Mengenai pergantian mereka sebagai khalifah, yang terkenal sekali kata-kata Umar ini: "Saya tidak melihat ada orang yang lebih berhak menjadi khalifah daripada mereka; ketika akan wafat Rasulullah merasa sangat senang hati terhadap mereka; maka siapa pun di antara mereka yang terpilih, dialah yang menjadi khalifah sesudah saya."

Sesudah nama-nama keenam orang itu disebutkan, ia melanjutkan: "Kalau pilihan jatuh pada Sa'ad, maka dialah orangnya. Tetapi kalaupun tidak, siapa saja yang menjadi khalifah, berikanlah perhatian kepadanya. Saya memecatnya bukan karena ketidakmampuannya atau karena pengkhianatan."

Orang sudah tahu apa yang telah dikerjakan Umar. Mereka senang dengan hasil pekerjaannya itu. Orang-orang yang diajak bermusyawarah soal pencalonan khalifah itu dipanggilnya lalu katanya:

"Ali, demi Allah, sungguh sangat kuharapkan, jika Anda yang memegang pimpinan, hendaklah Anda mengajak Banu Hasyim ikut bertanggung jawab terhadap semua orang!"

"Usman, demi Allah, sungguh sangat kuharapkan, jika Anda yang memegang pimpinan, hendaklah Anda mengajak Banu Abu Mua'it ikut bertanggung jawab terhadap semua orang!"



"Sa'ad, demi Allah, sungguh sangat kuharapkan, jika Anda yang memegang pimpinan, hendaklah Anda mengajak keluarga dekatmu ikut bertanggung jawab terhadap semua orang! Dan dia mengimbau yang lain juga seperti itu."

Kemudian katanya: "Pergilah kalian dan bermusyawarahlah, kemudian putuskanlah segala persoalan kalian, dan biarlah Suhaib mengimami salat jamaah."

Umar sangat mengharapkan sekiranya musyawarah mereka itu selesai dan berhasil memilih penggantinya sebelum ia menemui ajal, supaya sesudah itu ia dapat meninggalkan nasib Islam dan kedaulatan Islam dengan keadaan tenang.

Oleh karenanya disuruhnya Abdullah anaknya ikut bermusyawarah bersama mereka, tanpa berhak mencampuri persoalan itu karena hubungan mereka dengan dia.

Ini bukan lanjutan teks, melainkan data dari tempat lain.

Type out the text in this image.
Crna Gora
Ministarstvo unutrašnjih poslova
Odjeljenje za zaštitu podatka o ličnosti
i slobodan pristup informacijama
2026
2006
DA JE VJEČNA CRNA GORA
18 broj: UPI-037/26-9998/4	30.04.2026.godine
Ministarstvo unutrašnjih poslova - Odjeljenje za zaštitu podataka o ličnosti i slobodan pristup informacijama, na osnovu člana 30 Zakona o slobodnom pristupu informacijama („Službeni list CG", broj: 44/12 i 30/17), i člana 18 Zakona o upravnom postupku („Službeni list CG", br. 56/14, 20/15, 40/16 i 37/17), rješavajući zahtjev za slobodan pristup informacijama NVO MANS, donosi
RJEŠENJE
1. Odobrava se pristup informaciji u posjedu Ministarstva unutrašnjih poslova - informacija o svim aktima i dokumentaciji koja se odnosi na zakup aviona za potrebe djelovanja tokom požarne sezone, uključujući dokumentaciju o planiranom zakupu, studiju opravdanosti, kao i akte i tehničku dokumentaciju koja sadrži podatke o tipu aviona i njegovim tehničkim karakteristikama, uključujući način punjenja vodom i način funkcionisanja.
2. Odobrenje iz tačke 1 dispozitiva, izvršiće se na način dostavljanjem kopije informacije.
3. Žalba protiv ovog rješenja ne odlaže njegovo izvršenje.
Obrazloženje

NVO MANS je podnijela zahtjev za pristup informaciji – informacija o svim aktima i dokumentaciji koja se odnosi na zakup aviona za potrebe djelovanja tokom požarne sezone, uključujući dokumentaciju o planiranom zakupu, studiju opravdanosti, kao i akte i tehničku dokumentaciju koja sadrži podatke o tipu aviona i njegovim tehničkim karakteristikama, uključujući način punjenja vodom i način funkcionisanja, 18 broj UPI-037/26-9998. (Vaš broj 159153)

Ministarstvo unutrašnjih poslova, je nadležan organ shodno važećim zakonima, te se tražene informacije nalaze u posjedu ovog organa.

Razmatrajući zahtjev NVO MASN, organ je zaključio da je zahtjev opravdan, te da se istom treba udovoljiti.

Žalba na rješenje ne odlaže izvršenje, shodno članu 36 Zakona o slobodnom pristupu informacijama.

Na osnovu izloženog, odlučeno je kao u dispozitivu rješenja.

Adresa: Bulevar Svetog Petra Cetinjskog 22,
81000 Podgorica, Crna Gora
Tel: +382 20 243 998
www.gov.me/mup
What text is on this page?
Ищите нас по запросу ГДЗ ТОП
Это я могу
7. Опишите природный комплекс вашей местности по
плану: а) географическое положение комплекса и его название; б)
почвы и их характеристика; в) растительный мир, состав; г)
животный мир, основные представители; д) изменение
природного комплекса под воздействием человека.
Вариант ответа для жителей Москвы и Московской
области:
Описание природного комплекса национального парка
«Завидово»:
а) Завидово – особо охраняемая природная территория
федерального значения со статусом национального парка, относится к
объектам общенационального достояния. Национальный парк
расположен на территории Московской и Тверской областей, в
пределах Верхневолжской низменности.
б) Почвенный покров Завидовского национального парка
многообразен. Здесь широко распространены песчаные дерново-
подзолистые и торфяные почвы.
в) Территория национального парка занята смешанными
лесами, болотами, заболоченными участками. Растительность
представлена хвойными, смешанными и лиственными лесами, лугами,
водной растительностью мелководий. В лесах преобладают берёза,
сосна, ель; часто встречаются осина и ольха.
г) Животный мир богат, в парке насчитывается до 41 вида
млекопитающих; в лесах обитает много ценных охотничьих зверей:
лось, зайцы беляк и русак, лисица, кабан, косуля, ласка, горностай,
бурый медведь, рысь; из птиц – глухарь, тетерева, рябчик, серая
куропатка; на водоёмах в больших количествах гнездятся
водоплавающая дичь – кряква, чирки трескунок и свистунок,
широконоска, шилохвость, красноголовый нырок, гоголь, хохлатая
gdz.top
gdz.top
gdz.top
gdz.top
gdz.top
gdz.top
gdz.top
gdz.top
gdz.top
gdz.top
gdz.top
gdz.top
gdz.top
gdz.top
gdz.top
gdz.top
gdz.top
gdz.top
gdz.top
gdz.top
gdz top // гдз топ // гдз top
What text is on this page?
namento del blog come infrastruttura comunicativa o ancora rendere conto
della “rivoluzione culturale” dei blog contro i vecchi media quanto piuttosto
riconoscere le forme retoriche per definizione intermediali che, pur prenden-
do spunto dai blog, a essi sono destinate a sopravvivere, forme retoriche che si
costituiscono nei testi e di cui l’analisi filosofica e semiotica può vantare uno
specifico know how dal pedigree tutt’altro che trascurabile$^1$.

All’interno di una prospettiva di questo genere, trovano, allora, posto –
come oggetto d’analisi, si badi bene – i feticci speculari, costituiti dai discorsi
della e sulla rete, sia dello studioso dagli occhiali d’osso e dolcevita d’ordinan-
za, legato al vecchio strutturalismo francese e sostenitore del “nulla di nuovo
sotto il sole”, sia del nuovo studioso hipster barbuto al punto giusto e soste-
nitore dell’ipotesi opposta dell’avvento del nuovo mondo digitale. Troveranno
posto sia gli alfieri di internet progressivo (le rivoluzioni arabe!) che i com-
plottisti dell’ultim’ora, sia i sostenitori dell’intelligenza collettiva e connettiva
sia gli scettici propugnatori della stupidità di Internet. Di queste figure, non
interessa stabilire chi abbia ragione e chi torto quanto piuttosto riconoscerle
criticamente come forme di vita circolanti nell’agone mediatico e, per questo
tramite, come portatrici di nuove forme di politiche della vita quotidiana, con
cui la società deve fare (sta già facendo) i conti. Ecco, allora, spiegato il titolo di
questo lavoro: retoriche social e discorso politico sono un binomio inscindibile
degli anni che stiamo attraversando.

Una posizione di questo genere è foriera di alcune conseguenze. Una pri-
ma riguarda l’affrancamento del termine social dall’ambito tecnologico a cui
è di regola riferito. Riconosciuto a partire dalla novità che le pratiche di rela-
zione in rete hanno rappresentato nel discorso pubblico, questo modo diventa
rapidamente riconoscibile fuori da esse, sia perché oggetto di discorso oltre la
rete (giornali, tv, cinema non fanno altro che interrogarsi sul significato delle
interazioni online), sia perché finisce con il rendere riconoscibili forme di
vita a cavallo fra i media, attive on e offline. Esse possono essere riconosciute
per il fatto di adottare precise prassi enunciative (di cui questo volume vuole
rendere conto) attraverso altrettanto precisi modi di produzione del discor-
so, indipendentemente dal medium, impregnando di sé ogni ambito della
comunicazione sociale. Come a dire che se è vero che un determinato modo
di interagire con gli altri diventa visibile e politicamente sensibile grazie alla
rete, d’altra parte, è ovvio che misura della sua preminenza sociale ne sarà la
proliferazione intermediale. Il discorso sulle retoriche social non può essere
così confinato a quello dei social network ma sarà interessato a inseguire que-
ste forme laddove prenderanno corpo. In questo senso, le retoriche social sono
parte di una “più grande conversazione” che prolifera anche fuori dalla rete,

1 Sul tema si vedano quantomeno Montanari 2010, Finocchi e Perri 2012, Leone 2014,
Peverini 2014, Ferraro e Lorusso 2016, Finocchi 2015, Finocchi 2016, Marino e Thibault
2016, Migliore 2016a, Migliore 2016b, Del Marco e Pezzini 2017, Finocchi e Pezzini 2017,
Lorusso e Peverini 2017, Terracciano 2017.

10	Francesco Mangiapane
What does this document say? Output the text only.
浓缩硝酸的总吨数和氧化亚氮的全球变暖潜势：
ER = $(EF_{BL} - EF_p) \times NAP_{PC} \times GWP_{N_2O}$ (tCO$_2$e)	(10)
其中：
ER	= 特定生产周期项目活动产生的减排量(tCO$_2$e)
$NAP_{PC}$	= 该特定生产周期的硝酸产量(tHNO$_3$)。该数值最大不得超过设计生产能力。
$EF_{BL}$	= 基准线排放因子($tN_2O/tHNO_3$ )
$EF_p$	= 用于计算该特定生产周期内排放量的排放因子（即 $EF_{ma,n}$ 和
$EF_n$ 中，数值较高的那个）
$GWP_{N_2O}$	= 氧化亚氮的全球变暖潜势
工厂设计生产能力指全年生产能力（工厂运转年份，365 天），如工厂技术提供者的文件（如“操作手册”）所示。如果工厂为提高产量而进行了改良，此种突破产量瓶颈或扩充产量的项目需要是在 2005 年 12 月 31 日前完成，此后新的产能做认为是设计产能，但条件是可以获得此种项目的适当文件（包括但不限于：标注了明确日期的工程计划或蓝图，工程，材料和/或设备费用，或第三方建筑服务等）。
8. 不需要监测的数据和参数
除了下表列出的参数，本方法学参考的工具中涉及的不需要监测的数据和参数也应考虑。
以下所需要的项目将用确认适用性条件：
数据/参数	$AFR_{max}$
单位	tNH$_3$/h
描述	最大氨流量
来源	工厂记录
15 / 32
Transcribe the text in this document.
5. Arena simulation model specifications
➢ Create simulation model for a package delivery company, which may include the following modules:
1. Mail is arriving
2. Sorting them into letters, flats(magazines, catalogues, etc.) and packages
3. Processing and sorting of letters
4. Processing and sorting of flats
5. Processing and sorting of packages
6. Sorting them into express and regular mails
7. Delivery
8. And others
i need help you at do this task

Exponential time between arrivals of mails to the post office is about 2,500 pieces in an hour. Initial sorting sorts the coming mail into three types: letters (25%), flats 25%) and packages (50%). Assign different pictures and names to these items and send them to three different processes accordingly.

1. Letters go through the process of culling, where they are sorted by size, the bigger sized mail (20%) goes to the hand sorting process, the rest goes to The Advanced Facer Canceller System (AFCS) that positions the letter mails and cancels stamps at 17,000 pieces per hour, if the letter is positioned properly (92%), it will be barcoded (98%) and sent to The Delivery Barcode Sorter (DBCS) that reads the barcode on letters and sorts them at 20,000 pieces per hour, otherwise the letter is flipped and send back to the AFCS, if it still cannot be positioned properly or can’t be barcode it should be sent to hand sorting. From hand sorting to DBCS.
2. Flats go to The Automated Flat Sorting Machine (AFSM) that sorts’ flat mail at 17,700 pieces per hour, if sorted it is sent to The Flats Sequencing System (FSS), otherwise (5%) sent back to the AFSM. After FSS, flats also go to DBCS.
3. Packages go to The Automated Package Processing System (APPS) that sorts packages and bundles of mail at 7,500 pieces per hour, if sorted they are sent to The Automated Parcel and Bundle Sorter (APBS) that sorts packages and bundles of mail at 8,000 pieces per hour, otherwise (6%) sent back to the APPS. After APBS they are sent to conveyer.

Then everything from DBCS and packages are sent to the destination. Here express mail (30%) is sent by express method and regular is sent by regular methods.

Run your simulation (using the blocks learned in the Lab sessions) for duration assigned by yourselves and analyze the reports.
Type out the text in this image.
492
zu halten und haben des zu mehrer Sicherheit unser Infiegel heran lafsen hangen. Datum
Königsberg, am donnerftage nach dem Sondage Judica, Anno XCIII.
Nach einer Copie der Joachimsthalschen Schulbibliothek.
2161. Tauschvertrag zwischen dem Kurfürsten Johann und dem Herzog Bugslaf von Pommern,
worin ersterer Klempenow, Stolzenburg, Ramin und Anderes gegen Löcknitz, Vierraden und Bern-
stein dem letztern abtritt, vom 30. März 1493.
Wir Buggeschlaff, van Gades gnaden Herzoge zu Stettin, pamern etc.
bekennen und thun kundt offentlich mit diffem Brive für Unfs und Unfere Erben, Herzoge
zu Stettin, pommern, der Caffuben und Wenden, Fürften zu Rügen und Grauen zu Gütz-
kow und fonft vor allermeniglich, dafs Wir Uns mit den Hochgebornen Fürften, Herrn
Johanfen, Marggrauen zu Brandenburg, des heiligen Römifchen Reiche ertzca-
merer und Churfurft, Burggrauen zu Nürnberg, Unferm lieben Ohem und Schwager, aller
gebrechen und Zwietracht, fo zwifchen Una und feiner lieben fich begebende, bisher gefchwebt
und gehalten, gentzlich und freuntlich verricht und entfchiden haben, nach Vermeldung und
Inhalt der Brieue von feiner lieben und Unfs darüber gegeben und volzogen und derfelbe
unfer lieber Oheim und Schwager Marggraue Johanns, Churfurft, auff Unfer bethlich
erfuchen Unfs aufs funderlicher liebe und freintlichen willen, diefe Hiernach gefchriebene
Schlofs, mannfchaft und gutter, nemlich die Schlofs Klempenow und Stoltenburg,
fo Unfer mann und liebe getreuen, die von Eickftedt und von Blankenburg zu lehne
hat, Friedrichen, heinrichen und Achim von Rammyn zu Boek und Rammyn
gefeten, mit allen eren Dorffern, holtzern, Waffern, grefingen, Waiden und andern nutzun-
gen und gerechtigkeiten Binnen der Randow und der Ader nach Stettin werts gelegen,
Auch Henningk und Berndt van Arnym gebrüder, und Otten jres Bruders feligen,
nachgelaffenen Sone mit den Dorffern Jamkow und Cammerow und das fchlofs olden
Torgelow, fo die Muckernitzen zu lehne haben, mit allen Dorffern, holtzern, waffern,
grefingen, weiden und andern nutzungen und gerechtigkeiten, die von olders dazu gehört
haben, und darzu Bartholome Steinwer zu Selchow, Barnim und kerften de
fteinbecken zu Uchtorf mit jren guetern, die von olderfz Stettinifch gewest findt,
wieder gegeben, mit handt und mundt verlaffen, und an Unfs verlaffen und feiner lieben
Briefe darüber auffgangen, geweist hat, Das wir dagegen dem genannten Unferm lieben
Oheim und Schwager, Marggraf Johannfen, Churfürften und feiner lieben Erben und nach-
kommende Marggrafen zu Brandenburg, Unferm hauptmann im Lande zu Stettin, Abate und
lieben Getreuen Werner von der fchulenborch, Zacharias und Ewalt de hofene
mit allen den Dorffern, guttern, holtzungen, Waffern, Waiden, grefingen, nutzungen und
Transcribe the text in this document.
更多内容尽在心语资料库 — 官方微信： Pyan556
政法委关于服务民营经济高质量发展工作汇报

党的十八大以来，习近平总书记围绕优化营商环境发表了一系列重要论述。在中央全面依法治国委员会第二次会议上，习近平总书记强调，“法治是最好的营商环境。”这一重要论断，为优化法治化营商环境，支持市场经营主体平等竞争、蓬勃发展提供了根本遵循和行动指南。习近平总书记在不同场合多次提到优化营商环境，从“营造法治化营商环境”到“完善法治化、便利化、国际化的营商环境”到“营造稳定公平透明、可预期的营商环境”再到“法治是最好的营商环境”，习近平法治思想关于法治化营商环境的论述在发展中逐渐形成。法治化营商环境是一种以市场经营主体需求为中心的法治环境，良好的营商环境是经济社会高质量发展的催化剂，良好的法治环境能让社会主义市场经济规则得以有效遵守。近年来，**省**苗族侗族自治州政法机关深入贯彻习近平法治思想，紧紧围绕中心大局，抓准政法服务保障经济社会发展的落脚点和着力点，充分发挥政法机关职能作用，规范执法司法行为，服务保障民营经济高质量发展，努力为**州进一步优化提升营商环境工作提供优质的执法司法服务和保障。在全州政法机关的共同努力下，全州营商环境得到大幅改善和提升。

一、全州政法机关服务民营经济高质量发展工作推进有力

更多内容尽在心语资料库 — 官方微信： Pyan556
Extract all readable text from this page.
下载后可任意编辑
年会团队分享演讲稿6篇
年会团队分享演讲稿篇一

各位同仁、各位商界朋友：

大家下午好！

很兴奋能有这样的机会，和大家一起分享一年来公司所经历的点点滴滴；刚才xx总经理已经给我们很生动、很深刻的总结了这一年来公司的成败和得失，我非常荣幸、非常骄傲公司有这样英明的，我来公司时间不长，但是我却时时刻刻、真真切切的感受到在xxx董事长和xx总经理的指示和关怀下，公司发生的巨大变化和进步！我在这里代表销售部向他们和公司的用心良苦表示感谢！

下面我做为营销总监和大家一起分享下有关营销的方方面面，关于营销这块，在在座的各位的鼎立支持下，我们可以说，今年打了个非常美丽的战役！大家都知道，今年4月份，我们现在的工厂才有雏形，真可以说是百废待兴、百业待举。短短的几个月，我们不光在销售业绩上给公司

Abdullah bin Umar meriwayatkan:

Mereka kemudian pergi bermusyawarah. Usman memanggilku sekali atau dua kali supaya aku melibatkan diri dalam soal ini, tetapi aku menolak, mengingat apa yang dikatakan ayah mengenai masalah mereka itu.



Kecuali demi kebenaran jarang sekali saya melihat dia menggerakkan bibirnya mengenai soal apa pun. Setelah Usman berulang kali mendesak, saya katakan kepadanya: Tidakkah Anda mengerti juga? Kalian sudah mau mengangkat seorang amir sementara Amirulmukminin masih hidup! Sungguh, seolah-olah saya membangunkan Umar dari tidurnya lalu berkata:

'Berilah waktu, kalau terjadi sesuatu terhadap diri saya, biarlah Suhaib mengimami salat kalian selama tiga malam ini. Setelah itu bersepakatlah kalian. Barang siapa di antara kalian ada yang mengangkat diri sebagai pemimpin tanpa kesepakatan kaum Muslimin, penggallah lehernya."'

Tatkala terjadi penikaman terhadap Umar bin Khattab oleh Abu Lu'lu'ah Fairuz, budak al-Mugirah, Talhah bin Ubaidillah sedang tak ada di Madinah. Oleh karenanya, setelah ia meminta ditangguhkan ia berkata: "Tunggulah saudaramu itu selama tiga hari sampai dia datang; kalau tidak putuskanlah di antara kalian."

Umar seolah-olah khawatir mereka akan berselisih setelah ia wafat, dan perselisihan mereka akan menjurus pada pemberontakan. Kelompok Banu Hasyim akan membela Ali, golongan Abu Mua'it akan membela Usman dan golongan militer akan membela Zubair, Talhah atau Sa'ad, dan mereka semua panglima-panglima terkemuka.

Untuk itu ia memanggil kaum Ansar, dan katanya kepada mereka: "Masukkanlah mereka ke dalam sebuah rumah selama tiga hari. Biarlah mereka bersikap yang sebenarnya, kalau tidak masuklah kalian dan penggal kepala mereka."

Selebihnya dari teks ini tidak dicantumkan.